MODA, CONTRATTI “PIRATA”, FILCTEM CGIL: “CHI APPLICA E FA APPLICARE I CONTRATTI PIRATA È COMPLICE DELLO SVILIMENTO INDISCRIMINATO DEI DIRITTI, DEI SALARI E DELLA SICUREZZA DEI LAVORATORI”

 

Sonia Paoloni Filctem Cgil



“Chi applica e fa applicare i contratti pirata è complice dello svilimento indiscriminato dei diritti, dei salari e della sicurezza dei lavoratori.

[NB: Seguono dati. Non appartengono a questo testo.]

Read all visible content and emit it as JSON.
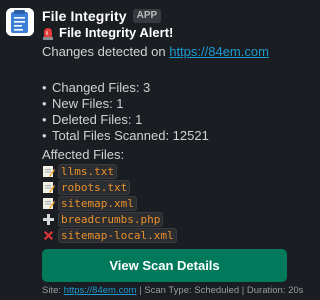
{
  "app": {
    "name": "File Integrity",
    "badge": "APP",
    "avatar_icon": "clipboard-document-icon"
  },
  "message": {
    "alert_icon": "rotating-light-icon",
    "alert_title": "File Integrity Alert!",
    "changes_prefix": "Changes detected on ",
    "site_link": "https://84em.com",
    "stats": [
      {
        "label": "Changed Files: 3"
      },
      {
        "label": "New Files: 1"
      },
      {
        "label": "Deleted Files: 1"
      },
      {
        "label": "Total Files Scanned: 12521"
      }
    ],
    "affected_title": "Affected Files:",
    "files": [
      {
        "name": "llms.txt",
        "status_icon": "memo-icon"
      },
      {
        "name": "robots.txt",
        "status_icon": "memo-icon"
      },
      {
        "name": "sitemap.xml",
        "status_icon": "memo-icon"
      },
      {
        "name": "breadcrumbs.php",
        "status_icon": "plus-icon"
      },
      {
        "name": "sitemap-local.xml",
        "status_icon": "cross-mark-icon"
      }
    ]
  },
  "button": {
    "label": "View Scan Details"
  },
  "footer": {
    "site_prefix": "Site: ",
    "site_link": "https://84em.com",
    "scan_type": " | Scan Type: Scheduled | Duration: 20s"
  },
  "colors": {
    "background": "#1a1d21",
    "link": "#1d9bd1",
    "button": "#007a5a",
    "code_text": "#e8912d"
  }
}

Oltre a fare dumping e concorrenza sleale alle aziende che applicano i contratti nazionali di lavoro sottoscritti dalla OO.SS. maggiormente rappresentative sul territorio nazionale”: lo dice Sonia Paoloni, segretaria nazionale della Filctem Cgil, a proposito di alcune recenti affermazioni del rappresentante dell’organizzazione datoriale Laif, Carmine Traversa, su un importante quotidiano nazionale.
“La delocalizzazione è la grande minaccia – prosegue Paoloni -, lo spauracchio usato da importanti marchi, dalle griffe della moda e non solo, per giustificare un operato ai limiti della legalità. Ma chi delocalizza lo fa a prescindere da un mero risparmio, queste sono scelte aziendali mirate al massimo profitto che non tengono conto dell'eticità delle produzioni, della loro qualità e del valore sociale del lavoro dignitoso”.
“Al contrario – conclude la sindacalista -, il rinnovo del CCNL artigianato tessile e chimico accorpato del 14 dicembre scorso ha segnato un decisivo passo in avanti alla lotta allo sfruttamento della filiera produttiva. L'Avviso comune e il Protocollo sulla Legalità, sottoscritti con le controparti artigiane, CNA, CONFARTIGIANATO, CLAAI E CASARTIGIANI, inviati al MIUR, MISE e MINISTERO DELLO SVILUPPO ECONOMICO hanno stabilito la responsabilità in solido del committente nel lavoro in conto terzi e sub-fornitura e hanno, inoltre, allargato i criteri di applicazione della Legge sugli appalti anche nei casi di pluricommittenza e stabilito il valore morale ed etico della tracciabilità dei prodotti per un consumo consapevole. Sono queste le azioni di sistema per tutelare i lavoratori e il lavoro e non certo la stipula di contratti di lavoro al massimo ribasso”.